Cebabli güvenlik güçlerinin, yasadışı göç girişimlerinin çoğunun kaynaklandığı iki ilde yasadışı göçü organize eden 105 kişiyi tutukladığını açıkladı.

Tunus’ta ‘ölüm botu’ kurbanlarının aileleri tarafından düzenlenen önceki protestoların bir görüntü (AFP)
Tunus’ta ‘ölüm botu’ kurbanlarının aileleri tarafından düzenlenen önceki protestoların bir görüntü (AFP)

Cebabli, sahil güvenlik güçlerinin 332 yasadışı göç girişimini engellediğini duyurdu. Ayrıca bu yıl 4 Mayıs’tan 12 Haziran’a kadar olan dönemde 911 Tunuslu olmak üzere 7 bin 453 yabancı dahil 8 bin 364 göçmeni engellediğini de sözlerine ekledi. Aracıların ve organizatörlerin devrilmesi nedeniyle yasadışı göç girişimlerinin geçen yılın aynı dönemine veya bu yılın ilk aylarına göre önemli ölçüde azaldığını vurguladı.

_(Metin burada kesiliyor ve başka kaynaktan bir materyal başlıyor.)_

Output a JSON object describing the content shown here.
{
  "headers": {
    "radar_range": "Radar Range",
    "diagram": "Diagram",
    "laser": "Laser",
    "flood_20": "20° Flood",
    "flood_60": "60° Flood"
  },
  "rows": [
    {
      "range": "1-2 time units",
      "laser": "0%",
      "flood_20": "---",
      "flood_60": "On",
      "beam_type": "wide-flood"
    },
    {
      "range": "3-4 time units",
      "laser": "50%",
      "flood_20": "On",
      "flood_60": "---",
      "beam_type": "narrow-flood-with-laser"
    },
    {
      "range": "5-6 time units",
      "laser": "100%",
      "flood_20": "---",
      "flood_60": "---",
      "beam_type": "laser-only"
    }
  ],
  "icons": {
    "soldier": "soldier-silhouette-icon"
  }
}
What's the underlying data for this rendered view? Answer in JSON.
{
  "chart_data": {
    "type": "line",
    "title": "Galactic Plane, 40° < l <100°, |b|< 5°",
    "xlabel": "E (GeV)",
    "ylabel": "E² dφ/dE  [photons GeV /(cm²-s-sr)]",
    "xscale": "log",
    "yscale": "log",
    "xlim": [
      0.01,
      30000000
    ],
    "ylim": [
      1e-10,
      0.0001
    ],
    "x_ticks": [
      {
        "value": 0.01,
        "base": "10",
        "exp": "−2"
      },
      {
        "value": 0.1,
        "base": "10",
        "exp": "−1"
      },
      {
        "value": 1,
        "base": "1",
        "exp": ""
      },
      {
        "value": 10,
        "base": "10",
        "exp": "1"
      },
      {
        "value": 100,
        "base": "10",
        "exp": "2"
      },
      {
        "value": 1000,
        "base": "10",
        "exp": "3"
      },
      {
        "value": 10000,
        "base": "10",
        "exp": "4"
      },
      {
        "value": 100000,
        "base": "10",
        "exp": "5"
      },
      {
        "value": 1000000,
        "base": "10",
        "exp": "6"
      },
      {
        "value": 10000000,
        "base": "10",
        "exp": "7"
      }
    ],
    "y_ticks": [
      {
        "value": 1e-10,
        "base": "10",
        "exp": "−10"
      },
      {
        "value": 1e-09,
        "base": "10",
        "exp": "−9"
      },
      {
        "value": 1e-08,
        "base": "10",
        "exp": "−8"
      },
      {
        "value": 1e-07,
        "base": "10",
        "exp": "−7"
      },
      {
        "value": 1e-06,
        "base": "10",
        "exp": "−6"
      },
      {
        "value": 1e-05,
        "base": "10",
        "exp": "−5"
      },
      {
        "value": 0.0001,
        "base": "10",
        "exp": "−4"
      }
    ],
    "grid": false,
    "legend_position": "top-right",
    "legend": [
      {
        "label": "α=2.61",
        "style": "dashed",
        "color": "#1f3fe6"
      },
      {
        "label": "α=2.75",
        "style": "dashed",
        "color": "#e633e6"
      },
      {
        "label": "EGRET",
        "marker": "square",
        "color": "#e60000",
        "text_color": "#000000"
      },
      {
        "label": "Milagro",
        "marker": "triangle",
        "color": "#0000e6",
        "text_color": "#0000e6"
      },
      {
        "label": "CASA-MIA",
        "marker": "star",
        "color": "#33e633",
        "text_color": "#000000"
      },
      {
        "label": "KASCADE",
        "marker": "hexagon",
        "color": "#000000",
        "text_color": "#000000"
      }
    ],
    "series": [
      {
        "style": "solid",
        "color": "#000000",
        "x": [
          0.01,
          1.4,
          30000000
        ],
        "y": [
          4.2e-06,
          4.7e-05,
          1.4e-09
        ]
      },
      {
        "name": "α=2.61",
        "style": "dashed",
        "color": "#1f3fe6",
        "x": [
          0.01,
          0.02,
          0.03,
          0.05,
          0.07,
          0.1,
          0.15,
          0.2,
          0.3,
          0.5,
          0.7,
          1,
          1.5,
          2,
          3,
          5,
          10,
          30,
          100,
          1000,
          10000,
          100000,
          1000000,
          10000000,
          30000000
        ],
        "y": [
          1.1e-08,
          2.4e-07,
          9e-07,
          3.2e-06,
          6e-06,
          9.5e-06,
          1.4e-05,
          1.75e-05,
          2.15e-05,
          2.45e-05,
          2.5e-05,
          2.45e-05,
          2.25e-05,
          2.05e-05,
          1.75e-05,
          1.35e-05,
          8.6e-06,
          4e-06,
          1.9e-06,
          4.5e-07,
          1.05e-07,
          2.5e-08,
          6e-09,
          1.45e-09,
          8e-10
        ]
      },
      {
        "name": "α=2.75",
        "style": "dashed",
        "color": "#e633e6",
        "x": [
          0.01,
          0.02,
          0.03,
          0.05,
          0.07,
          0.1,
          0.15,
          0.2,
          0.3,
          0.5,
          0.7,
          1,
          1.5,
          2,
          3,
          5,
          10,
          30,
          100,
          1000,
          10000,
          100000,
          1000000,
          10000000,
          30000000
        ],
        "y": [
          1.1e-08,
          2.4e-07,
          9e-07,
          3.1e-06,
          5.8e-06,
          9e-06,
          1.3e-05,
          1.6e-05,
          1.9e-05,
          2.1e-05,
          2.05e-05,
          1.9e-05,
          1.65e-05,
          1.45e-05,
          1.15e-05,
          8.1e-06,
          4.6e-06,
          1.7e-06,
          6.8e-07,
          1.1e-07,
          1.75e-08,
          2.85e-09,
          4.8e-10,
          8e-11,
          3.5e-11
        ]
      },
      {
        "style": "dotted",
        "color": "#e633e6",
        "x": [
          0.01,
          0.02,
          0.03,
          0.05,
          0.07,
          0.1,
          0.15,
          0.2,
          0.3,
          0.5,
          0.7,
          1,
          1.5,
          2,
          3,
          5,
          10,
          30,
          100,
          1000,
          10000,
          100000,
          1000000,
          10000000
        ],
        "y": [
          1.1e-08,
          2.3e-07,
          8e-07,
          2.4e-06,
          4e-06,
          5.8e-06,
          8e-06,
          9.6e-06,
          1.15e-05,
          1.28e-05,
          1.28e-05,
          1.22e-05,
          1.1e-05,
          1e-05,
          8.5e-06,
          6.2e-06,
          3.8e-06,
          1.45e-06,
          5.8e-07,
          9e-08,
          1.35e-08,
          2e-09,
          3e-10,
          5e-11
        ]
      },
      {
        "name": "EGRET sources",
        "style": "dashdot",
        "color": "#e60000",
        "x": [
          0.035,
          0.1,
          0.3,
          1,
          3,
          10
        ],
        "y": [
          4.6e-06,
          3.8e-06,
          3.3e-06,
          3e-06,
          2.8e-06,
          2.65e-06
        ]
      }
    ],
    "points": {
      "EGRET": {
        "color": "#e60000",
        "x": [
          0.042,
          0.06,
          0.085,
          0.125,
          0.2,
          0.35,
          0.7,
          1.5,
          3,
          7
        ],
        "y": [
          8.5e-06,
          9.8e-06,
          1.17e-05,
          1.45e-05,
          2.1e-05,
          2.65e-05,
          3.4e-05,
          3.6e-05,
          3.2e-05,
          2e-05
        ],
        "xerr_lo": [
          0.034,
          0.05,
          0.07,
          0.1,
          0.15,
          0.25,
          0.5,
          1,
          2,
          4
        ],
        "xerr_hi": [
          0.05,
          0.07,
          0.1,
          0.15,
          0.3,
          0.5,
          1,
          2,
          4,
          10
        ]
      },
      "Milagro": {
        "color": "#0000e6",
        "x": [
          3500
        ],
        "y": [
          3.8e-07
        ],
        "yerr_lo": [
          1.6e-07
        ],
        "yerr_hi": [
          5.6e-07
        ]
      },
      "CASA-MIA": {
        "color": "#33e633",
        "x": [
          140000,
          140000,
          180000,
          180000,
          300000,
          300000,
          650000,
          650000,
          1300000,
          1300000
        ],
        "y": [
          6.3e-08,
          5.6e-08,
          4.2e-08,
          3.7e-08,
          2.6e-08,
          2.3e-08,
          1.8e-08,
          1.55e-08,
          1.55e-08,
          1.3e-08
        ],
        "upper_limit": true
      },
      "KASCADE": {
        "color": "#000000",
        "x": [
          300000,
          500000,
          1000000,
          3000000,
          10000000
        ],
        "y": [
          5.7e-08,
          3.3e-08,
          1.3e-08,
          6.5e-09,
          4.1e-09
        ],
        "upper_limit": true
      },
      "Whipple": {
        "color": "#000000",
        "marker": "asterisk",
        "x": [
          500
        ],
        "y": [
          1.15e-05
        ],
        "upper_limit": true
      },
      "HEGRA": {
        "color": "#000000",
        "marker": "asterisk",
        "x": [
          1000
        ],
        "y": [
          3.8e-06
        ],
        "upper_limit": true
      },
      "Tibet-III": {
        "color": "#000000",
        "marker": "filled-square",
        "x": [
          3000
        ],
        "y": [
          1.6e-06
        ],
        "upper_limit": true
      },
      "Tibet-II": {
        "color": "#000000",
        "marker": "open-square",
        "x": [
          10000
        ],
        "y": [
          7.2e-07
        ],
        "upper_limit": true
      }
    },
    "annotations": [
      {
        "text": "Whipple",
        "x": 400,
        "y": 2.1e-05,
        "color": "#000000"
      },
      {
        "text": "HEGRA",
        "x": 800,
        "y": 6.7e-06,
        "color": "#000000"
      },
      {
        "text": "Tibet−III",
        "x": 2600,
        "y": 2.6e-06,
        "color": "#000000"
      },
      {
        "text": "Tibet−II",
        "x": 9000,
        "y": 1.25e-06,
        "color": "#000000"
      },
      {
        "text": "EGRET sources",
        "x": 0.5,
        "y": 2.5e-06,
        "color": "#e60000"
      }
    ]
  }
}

Avrupa Birliği (AB), topraklarında yasadışı göçmen akınını önlemek için Tunus’u kıyılarını kontrol etmeye zorluyor. Geçtiğimiz Pazar günü Tunus ve AB yasadışı göçle mücadele, sürdürülebilir enerji, ekonomik ve ticari ilişkilerin güçlendirilmesi de dahil olmak üzere kapsamlı bir ortaklık paketi üzerinde birlikte çalışmayı kabul etti. Bu, Avrupa Komisyonu Başkanı Ursula von der Leyen, Hollanda Başbakanı Mark Rutte ve İtalya Başbakanı Giorgia Meloni’nin Tunus Cumhurbaşkanı Kays Said ile yaptığı görüşmelerin sonundaydı.

Leyen AB’nin sınır yönetimi, arama kurtarma operasyonları, kaçakçılıkla mücadele operasyonları ve mültecilerin geri dönüşünde Tunus’a yardım etmek için bu yıl 100 milyon avro destek sağlamaya hazır olduğunu ve insan haklarına sıkı sıkıya saygı duyduğunu söyledi. Ancak Tunus’taki insan hakları örgütleri ve muhalefet partileri bu anlaşmayı eleştirerek amacının finansal kriz yaşayan Tunus’a baskı yapmak ve onu Avrupa topraklarının sınır muhafızı yapmak olduğuna belirtti. Said ise ülkesinin Avrupa için bir sınır muhafızı rolü oynamayacağını söyledi ve ülkesinin bir geçiş koridoru veya yerleşim yeri olmayacağını vurguladı.

Bu bağlamda İtalya’daki resmi bir kaynak, ülke yetkililerinin ülkeye yasadışı yollardan gelen 2 bin 300’den fazla Tunuslu göçmeni sınır dışı ettiğini aktardı. Bu sayı Tunusluları 2022’de İtalya topraklarından sınır dışı edilen göçmenlerin ön saflarına taşıdı.

Şarku’l Avsat’ın İtalyan haber ajansı NOVA’dan aktardığına göre  gözaltına alınan kişilerin haklarından sorumlu İtalyan Ombudsmanı Maro Palma’dan alıntı yaparak, yetkililerin geçen yıl sınır dışı merkezlerinde bulunan 6 bin 383 yabancıdan 3 bin 154 kişiyi sınır dışı ettiğini aktardı. Palma, sınır dışı edilenlerin çoğunu Tunuslu olduğuna dikkat çekti. 58’i Arnavutluk’a, 359’u Mısır’a, 189’u Fas’a sınır dışı edilenlere kıyasla Tunusluların sayısı 2 bin 308’e ulaştı. İtalya, sınır dışı edilmeleri hızlandırmak ve göçmenlerin kıyılarından yola çıkmalarını önlemek için daha fazla çaba sarf etmek amacıyla Tunus ile bir anlaşmaya varmaya çalışıyor.

Ancak Tunus’taki insan hakları örgütleri Tunusluların zorla sınır dışı edilmesini eleştiriyor. İtalya İçişleri Bakanlığı, bu yıl çoğu Tunus’tan yola çıkan 53 binden fazla göçmenin deniz yoluyla topraklarına geldiğini tahmin ediyor.